Ivy, a medium by trade, has her own panic when Echo never comes home and follows the usual rules by calling the police and handing out missing-person flyers at the local businesses. Without much in the way of leads, she turns to the mystic arts to try and suss out some answers before she goes crazy. Meanwhile, Kurt is trying to move on from his own terrible secret, but his immediate past seems to have no interest in leaving him alone, and he soon receives visitations from what appears to be the ghost of Echo, telling him that he'll never be rid of her.
Eventually Ivy's suspicions land on Kurt, but with no evidence, she's unable to do much. With both Ivy and Kurt's mental states breaking down, it may be up to the spirit of Echo to lead them toward mutual resolution, but neither one is going to like what that looks like.

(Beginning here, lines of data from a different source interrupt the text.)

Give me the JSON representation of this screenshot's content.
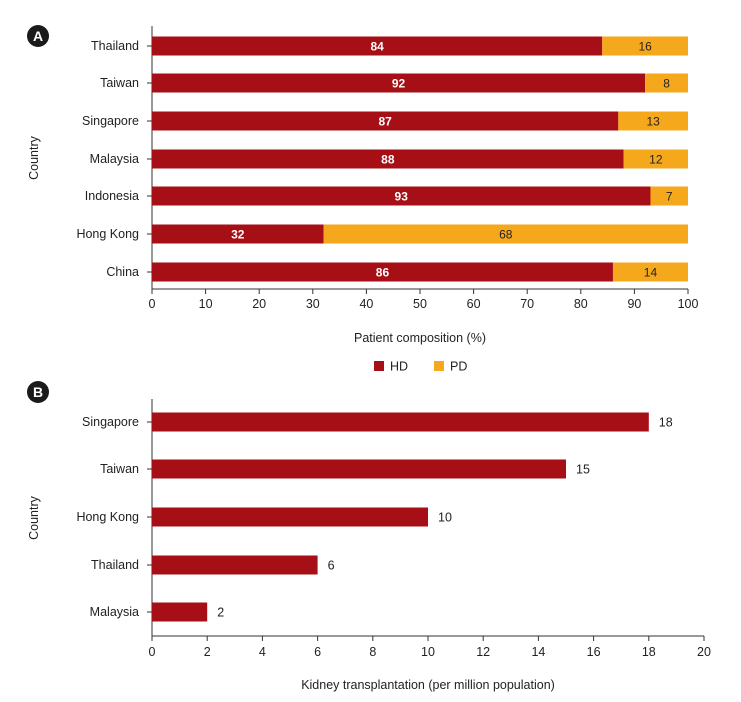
{
  "colors": {
    "hd": "#a50f15",
    "pd": "#f5a81c",
    "axis": "#333333",
    "text": "#222222",
    "badge": "#1a1a1a"
  },
  "chart_data": [
    {
      "panel": "A",
      "type": "bar",
      "orientation": "horizontal",
      "stacked": true,
      "ylabel": "Country",
      "xlabel": "Patient composition (%)",
      "xlim": [
        0,
        100
      ],
      "xticks": [
        "0",
        "10",
        "20",
        "30",
        "40",
        "50",
        "60",
        "70",
        "80",
        "90",
        "100"
      ],
      "categories": [
        "Thailand",
        "Taiwan",
        "Singapore",
        "Malaysia",
        "Indonesia",
        "Hong Kong",
        "China"
      ],
      "series": [
        {
          "name": "HD",
          "values": [
            84,
            92,
            87,
            88,
            93,
            32,
            86
          ]
        },
        {
          "name": "PD",
          "values": [
            16,
            8,
            13,
            12,
            7,
            68,
            14
          ]
        }
      ],
      "legend": [
        "HD",
        "PD"
      ],
      "legend_position": "bottom-center"
    },
    {
      "panel": "B",
      "type": "bar",
      "orientation": "horizontal",
      "ylabel": "Country",
      "xlabel": "Kidney transplantation (per million population)",
      "xlim": [
        0,
        20
      ],
      "xticks": [
        "0",
        "2",
        "4",
        "6",
        "8",
        "10",
        "12",
        "14",
        "16",
        "18",
        "20"
      ],
      "categories": [
        "Singapore",
        "Taiwan",
        "Hong Kong",
        "Thailand",
        "Malaysia"
      ],
      "series": [
        {
          "name": "Kidney transplantation",
          "values": [
            18,
            15,
            10,
            6,
            2
          ]
        }
      ]
    }
  ]
}
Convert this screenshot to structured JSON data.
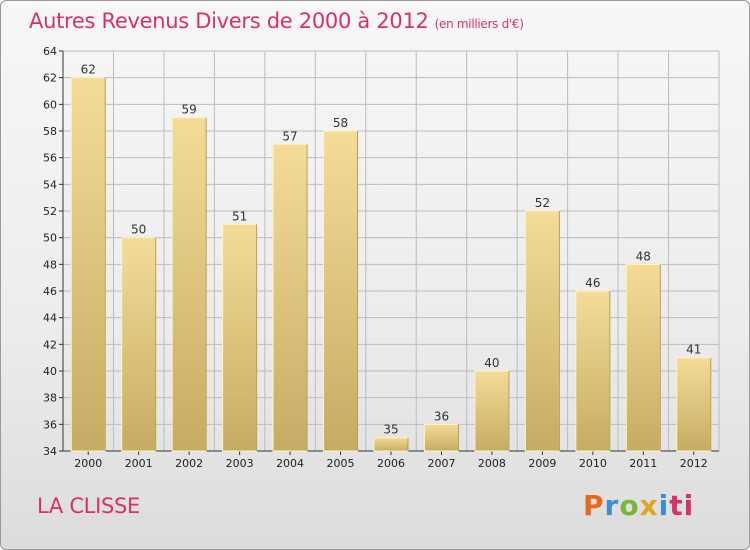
{
  "header": {
    "title": "Autres Revenus Divers de 2000 à 2012",
    "unit": "(en milliers d'€)"
  },
  "place": "LA CLISSE",
  "logo": [
    "P",
    "r",
    "o",
    "x",
    "i",
    "ti"
  ],
  "colors": {
    "title": "#d8316a",
    "bar_top": "#f4dc98",
    "bar_bottom": "#c6ac62",
    "grid": "#bcbcbc"
  },
  "chart_data": {
    "type": "bar",
    "title": "Autres Revenus Divers de 2000 à 2012",
    "subtitle": "(en milliers d'€)",
    "xlabel": "",
    "ylabel": "",
    "categories": [
      "2000",
      "2001",
      "2002",
      "2003",
      "2004",
      "2005",
      "2006",
      "2007",
      "2008",
      "2009",
      "2010",
      "2011",
      "2012"
    ],
    "values": [
      62,
      50,
      59,
      51,
      57,
      58,
      35,
      36,
      40,
      52,
      46,
      48,
      41
    ],
    "ylim": [
      34,
      64
    ],
    "yticks": [
      34,
      36,
      38,
      40,
      42,
      44,
      46,
      48,
      50,
      52,
      54,
      56,
      58,
      60,
      62,
      64
    ],
    "grid": true,
    "legend": "none"
  }
}
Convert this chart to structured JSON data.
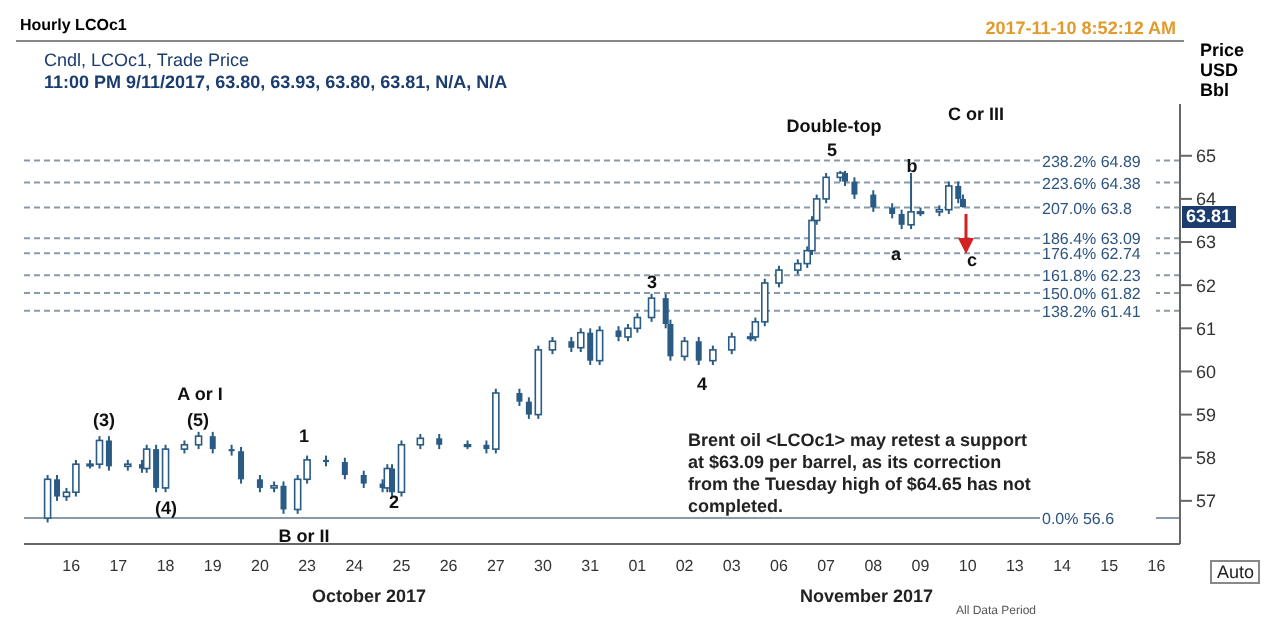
{
  "chart_data": {
    "type": "candlestick",
    "title": "Hourly LCOc1",
    "subtitle": "Cndl, LCOc1, Trade Price",
    "ylabel": "Price USD Bbl",
    "color": "#2a5b84",
    "categories": [
      null,
      null,
      null,
      null,
      null,
      null,
      null,
      null,
      null,
      null,
      "16",
      null,
      null,
      null,
      null,
      null,
      null,
      null,
      null,
      null,
      "17",
      null,
      null,
      null,
      null,
      null,
      null,
      null,
      null,
      null,
      "18",
      null,
      null,
      null,
      null,
      null,
      null,
      null,
      null,
      null,
      "19",
      null,
      null,
      null,
      null,
      null,
      null,
      null,
      null,
      null,
      "20",
      null,
      null,
      null,
      null,
      null,
      null,
      null,
      null,
      null,
      "23",
      null,
      null,
      null,
      null,
      null,
      null,
      null,
      null,
      null,
      "24",
      null,
      null,
      null,
      null,
      null,
      null,
      null,
      null,
      null,
      "25",
      null,
      null,
      null,
      null,
      null,
      null,
      null,
      null,
      null,
      "26",
      null,
      null,
      null,
      null,
      null,
      null,
      null,
      null,
      null,
      "27",
      null,
      null,
      null,
      null,
      null,
      null,
      null,
      null,
      null,
      "30",
      null,
      null,
      null,
      null,
      null,
      null,
      null,
      null,
      null,
      "31",
      null,
      null,
      null,
      null,
      null,
      null,
      null,
      null,
      null,
      "01",
      null,
      null,
      null,
      null,
      null,
      null,
      null,
      null,
      null,
      "02",
      null,
      null,
      null,
      null,
      null,
      null,
      null,
      null,
      null,
      "03",
      null,
      null,
      null,
      null,
      null,
      null,
      null,
      null,
      null,
      "06",
      null,
      null,
      null,
      null,
      null,
      null,
      null,
      null,
      null,
      "07",
      null,
      null,
      null,
      null,
      null,
      null,
      null,
      null,
      null,
      "08",
      null,
      null,
      null,
      null,
      null,
      null,
      null,
      null,
      null,
      "09",
      null,
      null,
      null,
      null,
      null,
      null,
      null,
      null,
      null,
      "10",
      null,
      null,
      null,
      null,
      null,
      null,
      null,
      null,
      null,
      "13",
      null,
      null,
      null,
      null,
      null,
      null,
      null,
      null,
      null,
      "14",
      null,
      null,
      null,
      null,
      null,
      null,
      null,
      null,
      null,
      "15",
      null,
      null,
      null,
      null,
      null,
      null,
      null,
      null,
      null,
      "16",
      null,
      null,
      null,
      null,
      null
    ],
    "ohlc": [
      null,
      null,
      null,
      null,
      null,
      [
        56.6,
        57.6,
        56.5,
        57.5
      ],
      null,
      [
        57.5,
        57.6,
        57.0,
        57.1
      ],
      null,
      [
        57.1,
        57.3,
        57.0,
        57.2
      ],
      null,
      [
        57.2,
        57.95,
        57.1,
        57.85
      ],
      null,
      null,
      [
        57.85,
        57.95,
        57.75,
        57.85
      ],
      null,
      [
        57.85,
        58.5,
        57.75,
        58.4
      ],
      null,
      [
        58.4,
        58.5,
        57.7,
        57.8
      ],
      null,
      null,
      null,
      [
        57.8,
        57.95,
        57.7,
        57.85
      ],
      null,
      null,
      [
        57.85,
        57.95,
        57.65,
        57.75
      ],
      [
        57.75,
        58.3,
        57.65,
        58.2
      ],
      null,
      [
        58.2,
        58.3,
        57.2,
        57.3
      ],
      null,
      [
        57.3,
        58.3,
        57.2,
        58.2
      ],
      null,
      null,
      null,
      [
        58.2,
        58.4,
        58.1,
        58.3
      ],
      null,
      null,
      [
        58.3,
        58.6,
        58.2,
        58.5
      ],
      null,
      null,
      [
        58.5,
        58.6,
        58.1,
        58.2
      ],
      null,
      null,
      null,
      [
        58.2,
        58.3,
        58.05,
        58.15
      ],
      null,
      [
        58.15,
        58.25,
        57.4,
        57.5
      ],
      null,
      null,
      null,
      [
        57.5,
        57.6,
        57.2,
        57.3
      ],
      null,
      null,
      [
        57.3,
        57.45,
        57.2,
        57.35
      ],
      null,
      [
        57.35,
        57.45,
        56.7,
        56.8
      ],
      null,
      null,
      [
        56.8,
        57.6,
        56.7,
        57.5
      ],
      null,
      [
        57.5,
        58.05,
        57.4,
        57.95
      ],
      null,
      null,
      null,
      [
        57.95,
        58.05,
        57.8,
        57.9
      ],
      null,
      null,
      null,
      [
        57.9,
        58.0,
        57.5,
        57.6
      ],
      null,
      null,
      null,
      [
        57.6,
        57.7,
        57.3,
        57.4
      ],
      null,
      null,
      null,
      [
        57.4,
        57.5,
        57.2,
        57.3
      ],
      [
        57.3,
        57.85,
        57.2,
        57.75
      ],
      [
        57.75,
        57.85,
        57.1,
        57.2
      ],
      null,
      [
        57.2,
        58.4,
        57.1,
        58.3
      ],
      null,
      null,
      null,
      [
        58.3,
        58.55,
        58.2,
        58.45
      ],
      null,
      null,
      null,
      [
        58.45,
        58.55,
        58.2,
        58.3
      ],
      null,
      null,
      null,
      null,
      null,
      [
        58.3,
        58.4,
        58.2,
        58.3
      ],
      null,
      null,
      null,
      [
        58.3,
        58.4,
        58.1,
        58.2
      ],
      null,
      [
        58.2,
        59.6,
        58.1,
        59.5
      ],
      null,
      null,
      null,
      null,
      [
        59.5,
        59.6,
        59.2,
        59.3
      ],
      null,
      [
        59.3,
        59.4,
        58.9,
        59.0
      ],
      null,
      [
        59.0,
        60.6,
        58.9,
        60.5
      ],
      null,
      null,
      [
        60.5,
        60.8,
        60.4,
        60.7
      ],
      null,
      null,
      null,
      [
        60.7,
        60.8,
        60.45,
        60.55
      ],
      null,
      [
        60.55,
        61.0,
        60.45,
        60.9
      ],
      null,
      [
        60.9,
        61.0,
        60.15,
        60.25
      ],
      null,
      [
        60.25,
        61.05,
        60.15,
        60.95
      ],
      null,
      null,
      null,
      [
        60.95,
        61.05,
        60.7,
        60.8
      ],
      null,
      [
        60.8,
        61.1,
        60.7,
        61.0
      ],
      null,
      [
        61.0,
        61.35,
        60.9,
        61.25
      ],
      null,
      null,
      [
        61.25,
        61.8,
        61.15,
        61.7
      ],
      null,
      null,
      [
        61.7,
        61.8,
        61.0,
        61.1
      ],
      [
        61.1,
        61.2,
        60.25,
        60.35
      ],
      null,
      null,
      [
        60.35,
        60.8,
        60.25,
        60.7
      ],
      null,
      null,
      [
        60.7,
        60.8,
        60.15,
        60.25
      ],
      null,
      null,
      [
        60.25,
        60.6,
        60.15,
        60.5
      ],
      null,
      null,
      null,
      [
        60.5,
        60.9,
        60.4,
        60.8
      ],
      null,
      null,
      null,
      [
        60.8,
        60.9,
        60.7,
        60.8
      ],
      [
        60.8,
        61.25,
        60.7,
        61.15
      ],
      null,
      [
        61.15,
        62.15,
        61.05,
        62.05
      ],
      null,
      null,
      [
        62.05,
        62.45,
        61.95,
        62.35
      ],
      null,
      null,
      null,
      [
        62.35,
        62.6,
        62.25,
        62.5
      ],
      null,
      [
        62.5,
        62.9,
        62.4,
        62.8
      ],
      [
        62.8,
        63.6,
        62.7,
        63.5
      ],
      [
        63.5,
        64.1,
        63.4,
        64.0
      ],
      null,
      [
        64.0,
        64.6,
        63.9,
        64.5
      ],
      null,
      null,
      [
        64.5,
        64.65,
        64.4,
        64.6
      ],
      [
        64.6,
        64.65,
        64.3,
        64.4
      ],
      null,
      [
        64.4,
        64.5,
        64.0,
        64.1
      ],
      null,
      null,
      null,
      [
        64.1,
        64.2,
        63.7,
        63.8
      ],
      null,
      null,
      null,
      [
        63.8,
        63.9,
        63.55,
        63.65
      ],
      null,
      [
        63.65,
        63.75,
        63.3,
        63.4
      ],
      null,
      [
        63.4,
        64.6,
        63.3,
        63.7
      ],
      null,
      [
        63.7,
        63.8,
        63.6,
        63.7
      ],
      null,
      null,
      null,
      [
        63.7,
        63.85,
        63.6,
        63.75
      ],
      null,
      [
        63.75,
        64.4,
        63.65,
        64.3
      ],
      null,
      [
        64.3,
        64.4,
        63.9,
        64.0
      ],
      [
        64.0,
        64.1,
        63.8,
        63.81
      ],
      null,
      null,
      null,
      null,
      null,
      null,
      null,
      null,
      null,
      null,
      null,
      null,
      null,
      null,
      null,
      null,
      null,
      null,
      null,
      null,
      null,
      null,
      null,
      null,
      null,
      null,
      null,
      null,
      null,
      null,
      null,
      null,
      null,
      null,
      null,
      null,
      null,
      null,
      null,
      null,
      null,
      null,
      null,
      null,
      null,
      null
    ],
    "ylim": [
      56,
      66.2
    ],
    "yticks": [
      57,
      58,
      59,
      60,
      61,
      62,
      63,
      64,
      65
    ],
    "ref_lines": [
      {
        "axis": "y",
        "value": 64.89,
        "label": "238.2% 64.89",
        "color": "#8a9aaa",
        "line_style": "dashed"
      },
      {
        "axis": "y",
        "value": 64.38,
        "label": "223.6% 64.38",
        "color": "#8a9aaa",
        "line_style": "dashed"
      },
      {
        "axis": "y",
        "value": 63.8,
        "label": "207.0% 63.8",
        "color": "#8a9aaa",
        "line_style": "dashed"
      },
      {
        "axis": "y",
        "value": 63.09,
        "label": "186.4% 63.09",
        "color": "#8a9aaa",
        "line_style": "dashed"
      },
      {
        "axis": "y",
        "value": 62.74,
        "label": "176.4% 62.74",
        "color": "#8a9aaa",
        "line_style": "dashed"
      },
      {
        "axis": "y",
        "value": 62.23,
        "label": "161.8% 62.23",
        "color": "#8a9aaa",
        "line_style": "dashed"
      },
      {
        "axis": "y",
        "value": 61.82,
        "label": "150.0% 61.82",
        "color": "#8a9aaa",
        "line_style": "dashed"
      },
      {
        "axis": "y",
        "value": 61.41,
        "label": "138.2% 61.41",
        "color": "#8a9aaa",
        "line_style": "dashed"
      },
      {
        "axis": "y",
        "value": 56.6,
        "label": "0.0%      56.6",
        "color": "#8a9aaa",
        "line_style": "solid"
      }
    ],
    "annotations": [
      "11:00 PM 9/11/2017, 63.80, 63.93, 63.80, 63.81, N/A, N/A",
      "2017-11-10 8:52:12 AM",
      "October 2017",
      "November 2017",
      "Brent oil <LCOc1> may retest a support at $63.09 per barrel, as its correction from the Tuesday high of $64.65 has not completed.",
      "Auto",
      "All Data Period",
      "63.81",
      "(3)",
      "(4)",
      "(5)",
      "A or I",
      "1",
      "B or II",
      "2",
      "3",
      "4",
      "5",
      "Double-top",
      "b",
      "a",
      "c",
      "C or III"
    ]
  }
}
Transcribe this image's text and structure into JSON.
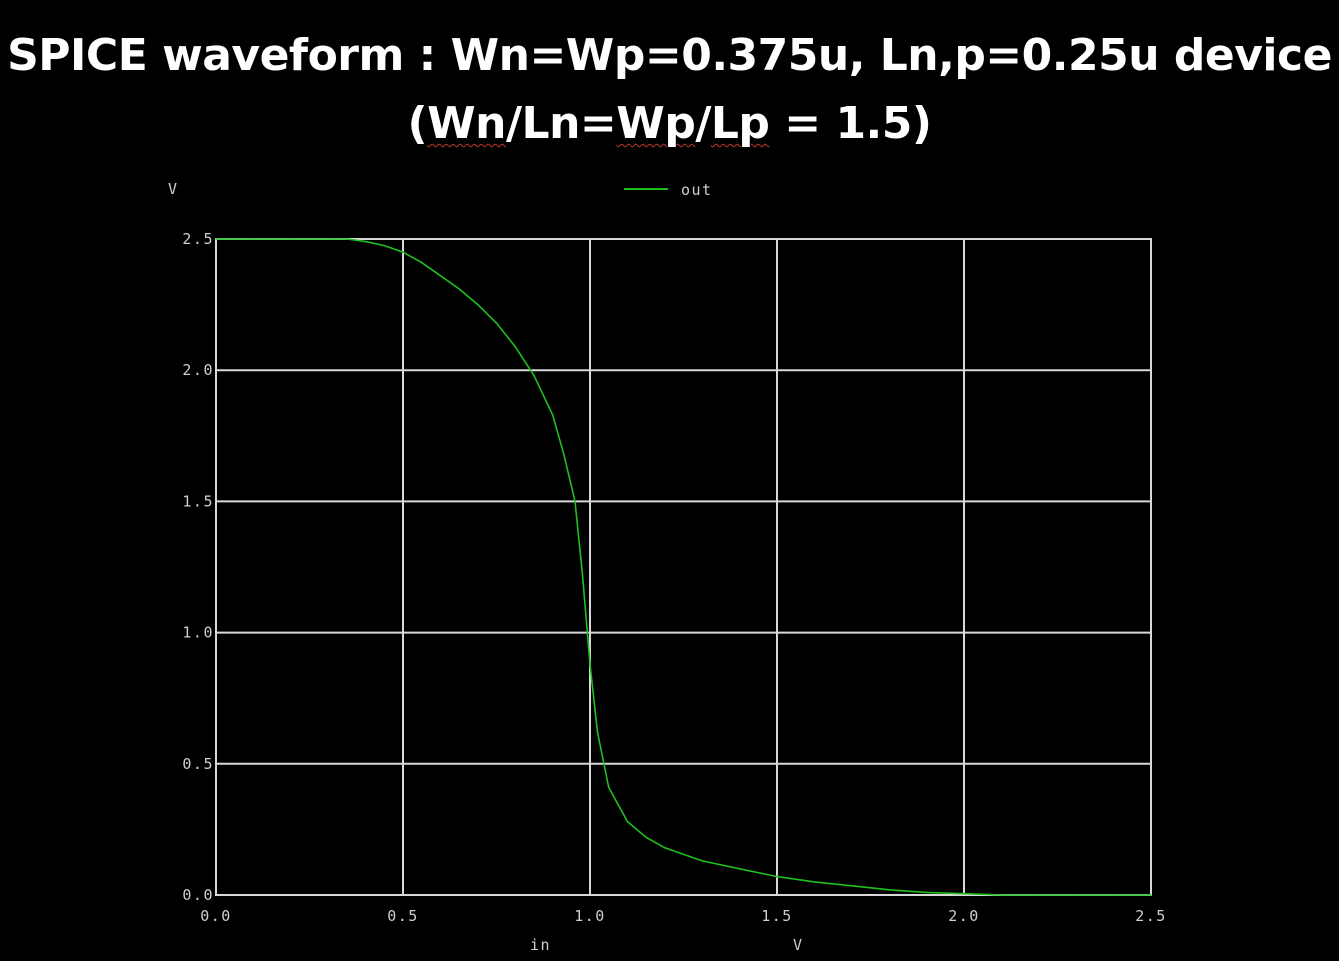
{
  "slide": {
    "title_line1": "SPICE waveform : Wn=Wp=0.375u, Ln,p=0.25u device",
    "title_line2_open": "(",
    "title_line2_a": "Wn",
    "title_line2_b": "/Ln=",
    "title_line2_c": "Wp",
    "title_line2_d": "/",
    "title_line2_e": "Lp",
    "title_line2_f": " = 1.5)"
  },
  "colors": {
    "background": "#000000",
    "grid": "#d8d8d8",
    "trace": "#1fbf1f",
    "text": "#cfcfcf"
  },
  "chart_data": {
    "type": "line",
    "title": "",
    "xlabel": "in",
    "x_unit": "V",
    "ylabel": "",
    "y_unit": "V",
    "xlim": [
      0.0,
      2.5
    ],
    "ylim": [
      0.0,
      2.5
    ],
    "x_ticks": [
      "0.0",
      "0.5",
      "1.0",
      "1.5",
      "2.0",
      "2.5"
    ],
    "y_ticks": [
      "0.0",
      "0.5",
      "1.0",
      "1.5",
      "2.0",
      "2.5"
    ],
    "grid": true,
    "legend_position": "top-center",
    "series": [
      {
        "name": "out",
        "color": "#1fbf1f",
        "x": [
          0.0,
          0.1,
          0.2,
          0.3,
          0.35,
          0.4,
          0.45,
          0.5,
          0.55,
          0.6,
          0.65,
          0.7,
          0.75,
          0.8,
          0.85,
          0.9,
          0.93,
          0.96,
          0.98,
          1.0,
          1.02,
          1.05,
          1.1,
          1.15,
          1.2,
          1.3,
          1.4,
          1.5,
          1.6,
          1.7,
          1.8,
          1.9,
          2.0,
          2.1,
          2.2,
          2.3,
          2.4,
          2.5
        ],
        "y": [
          2.5,
          2.5,
          2.5,
          2.5,
          2.5,
          2.49,
          2.475,
          2.45,
          2.41,
          2.36,
          2.31,
          2.25,
          2.18,
          2.09,
          1.98,
          1.83,
          1.68,
          1.5,
          1.22,
          0.88,
          0.62,
          0.41,
          0.28,
          0.22,
          0.18,
          0.13,
          0.1,
          0.07,
          0.05,
          0.035,
          0.02,
          0.01,
          0.005,
          0.0,
          0.0,
          0.0,
          0.0,
          0.0
        ]
      }
    ]
  }
}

In the end, they come together in a surprising way, completely satisfactory for neither, but inevitable all the same.
A kind of ambitious family project, The Deeper You Dig was co-written, co-directed, and shot by Toby Poser, John Adams, and their daughter Zelda. This low budget feature is a wonder of ingenuity, with each of the three contributing more or less equally to the completion of a pretty damn decent feature debut.
The film explores grief in a novel way, using the ghostly spectre of a post-mortem Echo to personify both Kurt's guilt and Ivy's isolation. With the help some very effective camera work from John and Zelda Adams and John's low key, but rousing score, the film's technical aspects are on par with a much larger production, and in very few instances does it feel like it was made with a three person crew.
When compared to similarly plotted, low-fi horror features, The Deeper You Dig is light years more ambitious, even when the seams show a tiny bit. While I don't think it's going to take the world by storm, it's definitely a calling card for future projects by this little family band of filmmaking fanatics. I enjoyed The Deeper You Dig very much, this team has a lot to be proud of and hopefully it'll find an appreciative audience beyond Fantasia.